Official data, media reports and anecdotal evidence show that India is heading towards a full blown national health care crisis. India is setting a daily record of new coronavirus infections for the last several weeks and yesterday it stood at 1,84,372, pushing the total tally of cases to 1,38,73,825 and active cases at over 1.3 million.
These statistics are alarming but do not reflect the enormity of the crisis, nor do they indicate the scale of suffering of people.
Long queues of ambulances outside public hospitals, shortages of hospital beds, oxygen and medicines and long waiting time for funeral at crematoriums and graveyards are indicative of the tremendous stress this pandemic is causing on the society and health care machinery.
Due to the sheer number of people acquiring infection and becoming sick, denial of health care is becoming routine even in big cities of Mumbai, Pune, Surat, New Delhi and others.
It is increasingly becoming clear that a big crisis is on the horizon, what no one can say is how to avert it. As cases continue to grow daily at the rate of over five per cent, today’s number may possibly double in the next 20 days, compounding a crisis that may simply go out of control
Uddhav Thackeray, Chief Minister of Maharashtra, the worst affected state, appeared on TV on Tuesday and imposed curfew in India’s financial capital Mumbai and other cities, pleading with army to manage supply of oxygen and medicines.
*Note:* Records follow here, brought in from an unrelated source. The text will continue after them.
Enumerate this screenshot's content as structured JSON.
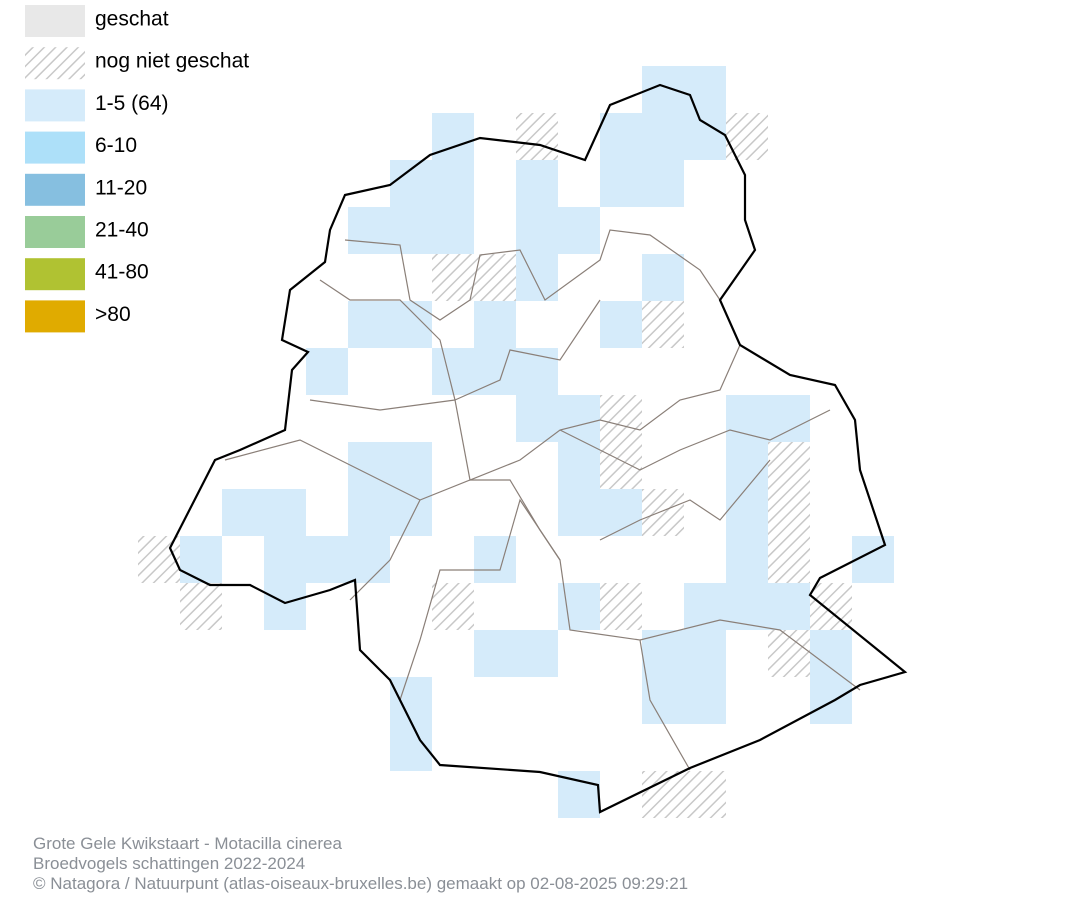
{
  "legend": [
    {
      "label": "geschat",
      "color": "#e8e8e8"
    },
    {
      "label": "nog niet geschat",
      "color": "#c8c8c8",
      "hatched": true
    },
    {
      "label": "1-5 (64)",
      "color": "#d5ebfa"
    },
    {
      "label": "6-10",
      "color": "#ade0f9"
    },
    {
      "label": "11-20",
      "color": "#86bfe0"
    },
    {
      "label": "21-40",
      "color": "#99cc99"
    },
    {
      "label": "41-80",
      "color": "#b0c232"
    },
    {
      "label": ">80",
      "color": "#e0ab00"
    }
  ],
  "footer": [
    "Grote Gele Kwikstaart - Motacilla cinerea",
    "Broedvogels schattingen 2022-2024",
    "© Natagora / Natuurpunt (atlas-oiseaux-bruxelles.be) gemaakt op 02-08-2025 09:29:21"
  ]
}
Elsewhere, in Uttar Pradesh, India’s most populous state with a population of over 205 million, Chief Minister Yogi Adityanath has tested positive, along with his top bureaucrats and cabinet colleagues.
In Lucknow, diagnostic facilities have collapsed under the volume of tests and many pathologies have suspended operations. In Gujarat, ICU beds and ventilators are fast running out and patients have to wait in ambulances for hours.
Complacency and recklessness
There is a growing consensus among epidemiologists that complacency and recklessness by both government and people are responsible for this ferocious second wave. On Tuesday, a day when over 160,000 new cases were reported, authorities allowed over four million people to gather in Haridwar, a small town on the bank of Ganges for a religious festival.
In the eastern and southern part of the country, tens of thousands have been attending large election rallies of Narendra Modi.
It is increasingly becoming clear that a big crisis is on the horizon, what no one can say is how to avert it. As cases continue to grow daily at the rate of over five per cent, today’s number may possibly double in the next 20 days, compounding a crisis that may simply go out of control.
Tough decisions are immediately required to halt the outbreak and India must scale up vaccination to include all age groups.